In medicine, it is often said that our patients are our best teachers. I did not understand the truth of this statement until autumn came and I returned to the classroom in New Haven. When we studied sickle cell anemia in hematology, I thought of Ruth, her description of the unrelenting pain in her joints and the stack of economics books at the foot of her bed. A pulmonologist delivered a lecture about pneumonias, and I pictured Emmanuel under that red blanket and remembered the differential diagnosis that Caroline, the intern, had recorded in small, angular letters in his chart. What I learned in Uganda comes not from graphs or tables, but from memories of faces and laughter and tears. It comes with memories of how lung fields full of pus feel and sound beneath my fingertips. It comes with memories of family members waiting anxiously at a loved one’s bedside for the team’s diagnosis.
This autumn, I walked to the hospital through piles of red and yellow leaves to see patients, again wearing my white coat and my stethoscope looped around my neck. After a summer spent in a hospital where poverty is inescapable and imbues every medical decision, where physicians debated the necessity of every test and every medication, Yale seemed a world apart. Physicians ordered blood chemistries and films and procedures without much thought of cost; sealed dressings, sutures, and surgical supplies were thrown away unused. Yes, cruel health inequalities exist in New Haven; barriers to care are insurmountable to many, most especially to the poor. But the poverty in Uganda was of a different breed. Patients routinely died of readily preventable, treatable, and even curable conditions: malaria, AIDS, routine infections, childbirth. If a patient could not get to the hospital, he would get no care at all. Everyone knows this, of course, and I knew this before I went to Uganda. But this knowledge now has a different quality to me; it is raw and visceral. I met patients who suffered and died unnecessarily. They died simply because of where they were born.
My journal is now full of lessons that my patients have taught me, patients whom I met in Uganda and here in New Haven.

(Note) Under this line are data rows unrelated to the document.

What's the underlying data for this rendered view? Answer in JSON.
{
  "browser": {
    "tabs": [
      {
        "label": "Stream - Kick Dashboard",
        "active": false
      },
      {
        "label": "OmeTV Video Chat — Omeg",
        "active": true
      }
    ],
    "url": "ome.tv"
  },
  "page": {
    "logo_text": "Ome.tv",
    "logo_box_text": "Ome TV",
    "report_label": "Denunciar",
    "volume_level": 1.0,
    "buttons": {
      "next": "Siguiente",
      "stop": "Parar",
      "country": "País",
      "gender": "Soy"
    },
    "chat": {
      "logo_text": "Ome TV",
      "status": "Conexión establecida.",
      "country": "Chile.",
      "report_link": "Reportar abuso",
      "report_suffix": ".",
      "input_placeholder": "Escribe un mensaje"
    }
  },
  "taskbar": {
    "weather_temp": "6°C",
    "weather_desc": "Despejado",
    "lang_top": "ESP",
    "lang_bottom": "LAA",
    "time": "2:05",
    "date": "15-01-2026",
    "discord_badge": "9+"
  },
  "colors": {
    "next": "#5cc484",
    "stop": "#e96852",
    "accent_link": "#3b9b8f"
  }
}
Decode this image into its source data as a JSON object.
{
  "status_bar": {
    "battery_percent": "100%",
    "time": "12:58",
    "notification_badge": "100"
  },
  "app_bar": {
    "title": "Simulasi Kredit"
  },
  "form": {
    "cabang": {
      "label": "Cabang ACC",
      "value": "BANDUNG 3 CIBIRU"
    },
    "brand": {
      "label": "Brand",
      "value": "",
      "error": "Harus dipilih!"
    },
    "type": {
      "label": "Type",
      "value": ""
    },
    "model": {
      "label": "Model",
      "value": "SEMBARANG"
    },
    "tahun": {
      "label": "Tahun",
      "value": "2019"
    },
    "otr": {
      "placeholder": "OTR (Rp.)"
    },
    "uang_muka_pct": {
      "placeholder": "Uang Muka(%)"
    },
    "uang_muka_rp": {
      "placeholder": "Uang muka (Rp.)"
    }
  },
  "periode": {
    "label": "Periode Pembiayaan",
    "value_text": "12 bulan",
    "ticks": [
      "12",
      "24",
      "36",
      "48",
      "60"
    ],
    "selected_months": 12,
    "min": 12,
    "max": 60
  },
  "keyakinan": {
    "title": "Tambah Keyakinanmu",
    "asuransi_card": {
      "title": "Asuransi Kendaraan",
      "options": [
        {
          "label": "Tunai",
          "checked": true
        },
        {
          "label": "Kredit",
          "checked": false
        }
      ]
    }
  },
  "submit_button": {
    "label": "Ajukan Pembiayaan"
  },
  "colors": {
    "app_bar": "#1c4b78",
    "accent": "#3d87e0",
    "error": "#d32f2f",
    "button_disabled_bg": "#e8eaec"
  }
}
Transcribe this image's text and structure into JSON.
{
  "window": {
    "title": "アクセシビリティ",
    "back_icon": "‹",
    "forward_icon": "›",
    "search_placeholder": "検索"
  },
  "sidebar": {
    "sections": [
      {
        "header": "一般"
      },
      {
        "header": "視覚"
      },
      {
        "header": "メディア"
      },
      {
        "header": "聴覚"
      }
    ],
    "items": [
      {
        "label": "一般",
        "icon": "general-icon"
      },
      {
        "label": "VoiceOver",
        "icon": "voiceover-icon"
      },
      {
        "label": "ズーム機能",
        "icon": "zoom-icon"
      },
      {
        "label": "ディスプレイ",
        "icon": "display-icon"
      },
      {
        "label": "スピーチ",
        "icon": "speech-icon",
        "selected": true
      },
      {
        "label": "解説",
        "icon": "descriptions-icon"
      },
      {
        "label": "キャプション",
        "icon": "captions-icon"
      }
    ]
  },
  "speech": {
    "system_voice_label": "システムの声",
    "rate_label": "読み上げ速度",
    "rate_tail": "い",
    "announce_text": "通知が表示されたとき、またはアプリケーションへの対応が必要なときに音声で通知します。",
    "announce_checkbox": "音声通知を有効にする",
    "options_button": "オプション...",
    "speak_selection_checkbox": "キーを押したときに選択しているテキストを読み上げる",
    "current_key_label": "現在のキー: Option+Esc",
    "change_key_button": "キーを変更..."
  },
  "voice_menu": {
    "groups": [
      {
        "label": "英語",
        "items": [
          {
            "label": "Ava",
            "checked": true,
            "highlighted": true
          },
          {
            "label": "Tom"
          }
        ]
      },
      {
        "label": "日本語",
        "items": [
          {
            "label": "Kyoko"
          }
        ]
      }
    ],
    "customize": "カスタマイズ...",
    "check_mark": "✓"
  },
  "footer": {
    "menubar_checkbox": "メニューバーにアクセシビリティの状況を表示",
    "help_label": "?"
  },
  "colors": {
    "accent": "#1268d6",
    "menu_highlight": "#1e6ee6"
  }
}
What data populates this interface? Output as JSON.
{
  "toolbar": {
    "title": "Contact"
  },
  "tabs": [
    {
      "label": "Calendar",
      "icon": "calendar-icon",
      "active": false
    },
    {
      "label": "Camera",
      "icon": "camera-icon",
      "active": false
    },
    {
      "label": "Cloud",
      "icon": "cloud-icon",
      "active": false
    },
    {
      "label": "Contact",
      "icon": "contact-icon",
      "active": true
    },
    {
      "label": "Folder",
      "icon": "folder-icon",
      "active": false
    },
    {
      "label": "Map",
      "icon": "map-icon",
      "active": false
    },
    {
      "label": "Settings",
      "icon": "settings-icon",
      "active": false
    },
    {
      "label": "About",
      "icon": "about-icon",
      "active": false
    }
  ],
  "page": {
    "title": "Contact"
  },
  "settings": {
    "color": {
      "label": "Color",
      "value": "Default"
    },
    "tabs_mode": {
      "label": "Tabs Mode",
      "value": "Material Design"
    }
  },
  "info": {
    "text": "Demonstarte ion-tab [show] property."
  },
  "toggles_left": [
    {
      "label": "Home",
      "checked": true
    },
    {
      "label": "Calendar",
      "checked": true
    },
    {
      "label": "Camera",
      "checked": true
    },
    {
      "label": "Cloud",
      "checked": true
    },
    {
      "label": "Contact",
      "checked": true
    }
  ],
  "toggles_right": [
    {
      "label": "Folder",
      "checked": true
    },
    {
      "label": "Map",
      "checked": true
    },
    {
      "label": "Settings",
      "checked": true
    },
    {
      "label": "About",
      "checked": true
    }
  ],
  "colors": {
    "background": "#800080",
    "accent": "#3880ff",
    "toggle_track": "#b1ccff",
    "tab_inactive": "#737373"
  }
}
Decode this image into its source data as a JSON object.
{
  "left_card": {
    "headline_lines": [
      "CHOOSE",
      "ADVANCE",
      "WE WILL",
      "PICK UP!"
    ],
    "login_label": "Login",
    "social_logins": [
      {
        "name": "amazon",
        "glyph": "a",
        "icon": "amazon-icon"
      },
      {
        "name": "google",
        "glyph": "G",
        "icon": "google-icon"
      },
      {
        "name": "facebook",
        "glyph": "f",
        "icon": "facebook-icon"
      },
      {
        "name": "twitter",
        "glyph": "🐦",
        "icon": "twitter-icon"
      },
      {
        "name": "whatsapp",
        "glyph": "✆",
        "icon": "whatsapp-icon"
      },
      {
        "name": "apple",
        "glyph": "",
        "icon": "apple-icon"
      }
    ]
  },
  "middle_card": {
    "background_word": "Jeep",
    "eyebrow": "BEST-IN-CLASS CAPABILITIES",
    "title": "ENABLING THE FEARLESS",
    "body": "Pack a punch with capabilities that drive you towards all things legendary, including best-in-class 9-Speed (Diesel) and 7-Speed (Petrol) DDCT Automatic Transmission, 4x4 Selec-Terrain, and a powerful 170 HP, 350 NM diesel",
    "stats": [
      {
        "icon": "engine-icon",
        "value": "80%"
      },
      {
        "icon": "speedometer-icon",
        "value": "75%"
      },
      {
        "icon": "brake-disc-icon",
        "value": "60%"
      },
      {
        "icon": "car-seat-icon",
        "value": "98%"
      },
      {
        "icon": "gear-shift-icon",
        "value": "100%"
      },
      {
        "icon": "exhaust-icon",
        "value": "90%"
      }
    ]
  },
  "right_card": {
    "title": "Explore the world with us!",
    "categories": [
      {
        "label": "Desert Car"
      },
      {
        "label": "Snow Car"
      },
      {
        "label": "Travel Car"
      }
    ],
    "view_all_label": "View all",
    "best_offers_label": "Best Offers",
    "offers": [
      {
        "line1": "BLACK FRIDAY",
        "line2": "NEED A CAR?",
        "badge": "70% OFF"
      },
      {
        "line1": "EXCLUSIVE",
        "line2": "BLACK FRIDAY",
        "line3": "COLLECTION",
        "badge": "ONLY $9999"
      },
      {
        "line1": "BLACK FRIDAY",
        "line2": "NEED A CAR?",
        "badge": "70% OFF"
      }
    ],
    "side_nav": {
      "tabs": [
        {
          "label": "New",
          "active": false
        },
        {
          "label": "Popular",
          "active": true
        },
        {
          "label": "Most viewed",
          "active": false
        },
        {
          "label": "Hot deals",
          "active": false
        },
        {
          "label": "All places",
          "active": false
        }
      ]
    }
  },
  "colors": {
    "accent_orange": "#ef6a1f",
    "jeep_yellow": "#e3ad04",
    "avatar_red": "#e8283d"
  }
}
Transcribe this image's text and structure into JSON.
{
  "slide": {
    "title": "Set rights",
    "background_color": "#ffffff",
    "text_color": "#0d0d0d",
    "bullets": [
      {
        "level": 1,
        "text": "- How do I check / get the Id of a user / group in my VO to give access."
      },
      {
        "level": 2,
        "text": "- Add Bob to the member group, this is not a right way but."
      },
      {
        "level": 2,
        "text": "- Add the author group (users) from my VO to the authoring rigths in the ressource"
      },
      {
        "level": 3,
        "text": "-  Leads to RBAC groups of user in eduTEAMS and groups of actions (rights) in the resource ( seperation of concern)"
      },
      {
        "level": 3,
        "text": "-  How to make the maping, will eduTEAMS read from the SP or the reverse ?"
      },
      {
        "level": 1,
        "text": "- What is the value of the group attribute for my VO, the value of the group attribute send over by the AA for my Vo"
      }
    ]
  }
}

I still read and memorize charts and graphs and listen intently in lectures; but I now understand that until I have the memory of a patient’s face and his own words describing how a disease feels, I have not yet learned any medicine. More importantly, I understand that my patients have much more to teach me than simply medicine. The patients I met this summer taught me about the cruel and unforgiving power of poverty. The words of my professors come back to me again, as I flip through the pages of my journal. “Take in the whole patient. Do not focus solely on the patient’s physical findings or chief complaint.” I am beginning to understand what this means.